In stating the fraudulent inducements to purchase, the petition used expressions placing all the plaintiffs on a common basis: “Plaintiffs allege J. A. Holland represented to them”; “plaintiffs state *864they believed all of the statements, propositions and representations of J. A. Holland”; etc. The petition also contained the following:
“Plaintiffs bring into court the said assignment of said lease, made to the trustees as aforesaid, and here and now offer and tender same to the defendant, J. A. Holland, the same never having had any value.”
The prayer was for $10,000, “or for such other sum as the court may find to be due.”
Plaintiffs seek to justify the ruling of the district court by the provisions of section 37 of the civil code, which reads as follows: *
“When the- question is one of common or general interest of many persons, or when the parties are very numerous, and it may be impracticable to bring them ail before the court, one or more may sue or defend for the benefit of all.” (Gen. Stat. 1915, § 6927.)
That section relates to parties, not to causes of action, and is qualified by section 34, which reads as follows:
“All persons having an interest in the subject of the action, and in obtaining the relief demanded, may be joined as plaintiffs, except as otherwise provided in this article.” (Gen. Stat. 1915, § 6924.)
The section relating to misjoinder of causes of action is section 88, which reads as follows:
“The plaintiff may unite several causes of action in the same petition, whether they be such as have been heretofore denominated legal or equitable, or both. But the causes of action so united must affect all the parties to the action, except in actions to enforce mortgages or other liens.” (Gen. Stat. 1915, § 6979.)

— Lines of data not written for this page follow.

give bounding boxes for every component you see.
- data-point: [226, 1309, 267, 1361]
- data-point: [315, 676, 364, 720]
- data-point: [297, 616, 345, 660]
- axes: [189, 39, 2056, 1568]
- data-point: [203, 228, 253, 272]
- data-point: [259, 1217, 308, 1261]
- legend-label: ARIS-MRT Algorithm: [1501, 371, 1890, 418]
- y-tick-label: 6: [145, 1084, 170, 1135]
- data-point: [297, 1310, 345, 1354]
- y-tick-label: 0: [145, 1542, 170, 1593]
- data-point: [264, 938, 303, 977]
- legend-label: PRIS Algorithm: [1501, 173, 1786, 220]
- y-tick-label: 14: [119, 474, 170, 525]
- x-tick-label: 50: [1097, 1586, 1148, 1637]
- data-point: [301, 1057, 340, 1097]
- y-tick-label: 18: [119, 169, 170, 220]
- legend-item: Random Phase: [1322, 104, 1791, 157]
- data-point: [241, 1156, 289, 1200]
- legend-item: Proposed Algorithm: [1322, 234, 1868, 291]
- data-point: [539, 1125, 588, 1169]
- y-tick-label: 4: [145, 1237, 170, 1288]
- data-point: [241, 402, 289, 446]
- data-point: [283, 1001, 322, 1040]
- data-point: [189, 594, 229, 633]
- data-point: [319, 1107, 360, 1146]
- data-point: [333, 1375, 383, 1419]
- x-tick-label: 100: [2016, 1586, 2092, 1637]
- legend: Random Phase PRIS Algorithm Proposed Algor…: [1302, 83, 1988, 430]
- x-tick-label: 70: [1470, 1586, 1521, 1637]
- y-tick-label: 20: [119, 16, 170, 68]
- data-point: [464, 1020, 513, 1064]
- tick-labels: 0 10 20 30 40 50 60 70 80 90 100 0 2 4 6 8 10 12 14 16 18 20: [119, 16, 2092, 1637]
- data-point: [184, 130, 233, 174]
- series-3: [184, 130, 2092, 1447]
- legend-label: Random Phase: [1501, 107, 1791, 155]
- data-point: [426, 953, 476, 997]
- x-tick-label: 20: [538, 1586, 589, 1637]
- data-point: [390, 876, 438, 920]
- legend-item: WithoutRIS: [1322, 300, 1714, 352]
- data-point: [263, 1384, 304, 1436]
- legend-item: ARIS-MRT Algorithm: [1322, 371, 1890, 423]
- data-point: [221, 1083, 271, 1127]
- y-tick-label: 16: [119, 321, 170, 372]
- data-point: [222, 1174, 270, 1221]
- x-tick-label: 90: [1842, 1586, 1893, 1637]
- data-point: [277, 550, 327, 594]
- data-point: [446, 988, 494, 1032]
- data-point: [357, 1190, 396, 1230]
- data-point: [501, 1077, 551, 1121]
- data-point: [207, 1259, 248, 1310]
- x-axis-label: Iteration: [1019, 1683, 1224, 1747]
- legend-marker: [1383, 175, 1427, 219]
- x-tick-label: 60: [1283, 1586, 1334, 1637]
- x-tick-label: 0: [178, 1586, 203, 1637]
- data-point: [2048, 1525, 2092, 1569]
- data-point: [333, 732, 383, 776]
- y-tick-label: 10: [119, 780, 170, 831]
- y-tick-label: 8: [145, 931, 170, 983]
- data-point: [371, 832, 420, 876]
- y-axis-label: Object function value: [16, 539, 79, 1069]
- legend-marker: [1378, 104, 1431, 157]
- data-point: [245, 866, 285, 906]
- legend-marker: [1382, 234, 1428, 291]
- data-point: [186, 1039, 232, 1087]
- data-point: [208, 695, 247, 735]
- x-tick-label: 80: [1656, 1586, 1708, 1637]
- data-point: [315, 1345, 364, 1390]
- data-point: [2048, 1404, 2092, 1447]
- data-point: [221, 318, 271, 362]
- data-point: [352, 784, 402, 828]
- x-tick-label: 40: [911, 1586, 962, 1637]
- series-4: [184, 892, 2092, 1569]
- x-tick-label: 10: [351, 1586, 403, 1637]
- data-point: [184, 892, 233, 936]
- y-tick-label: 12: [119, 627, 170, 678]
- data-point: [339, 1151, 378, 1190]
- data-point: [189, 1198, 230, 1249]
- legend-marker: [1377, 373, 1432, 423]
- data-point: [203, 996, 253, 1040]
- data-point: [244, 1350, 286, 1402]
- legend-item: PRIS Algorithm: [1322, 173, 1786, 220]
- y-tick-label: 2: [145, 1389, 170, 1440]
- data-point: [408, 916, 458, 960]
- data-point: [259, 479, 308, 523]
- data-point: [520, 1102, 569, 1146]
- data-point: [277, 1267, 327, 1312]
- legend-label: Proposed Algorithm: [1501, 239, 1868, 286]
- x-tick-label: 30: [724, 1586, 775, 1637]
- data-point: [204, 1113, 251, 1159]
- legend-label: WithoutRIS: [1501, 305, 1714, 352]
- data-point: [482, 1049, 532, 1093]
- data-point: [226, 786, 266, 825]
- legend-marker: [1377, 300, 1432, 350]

It is not possible to make a general statement which will serve as an infallible guide to correct application of these sections of the code. Cases must be assigned to their proper classes as they come up for decision. In this instance the cause of action of each plaintiff was fraud committed by false representations made to him and relied on by him to his damage. Although under the allegations of the petition the false representations made to the various plaintiffs were the same, the torts committed were several. No plaintiff was affected by the cause of action of any other, or interested in the relief demanded by any other. The question whether Downing or Adams or Puterbaugh had been defrauded to his injury, was personal to him, and not of common or general interest. If Downing's case should be tried and he should recover, the necessary elements of Adams’ or Puterbaugh’s cause of action would not be established.
What has just been said distinguishes the present case from that of *865Skinner v. Mitchell, 108 Kan. 861, 197 Pac. 569. When Skinner established the fact that he was entitled to an official receipt for taxes, the right to a tax receipt of every other taxpayer of the county who had paid his taxes as Skinner did, was established. While the facts are dissimilar, this case is governed by the discussion of principles contained in the opinions in the cases of Gillet v. Investment Co., 111 Kan. 755, 758, 207 Pac. 843, and Dunn v. Mortgage Co., 113 Kan. 169, 213 Pac. 665.
The judgment of the district court is reversed, and the cause is remanded with direction to sustain the demurrer.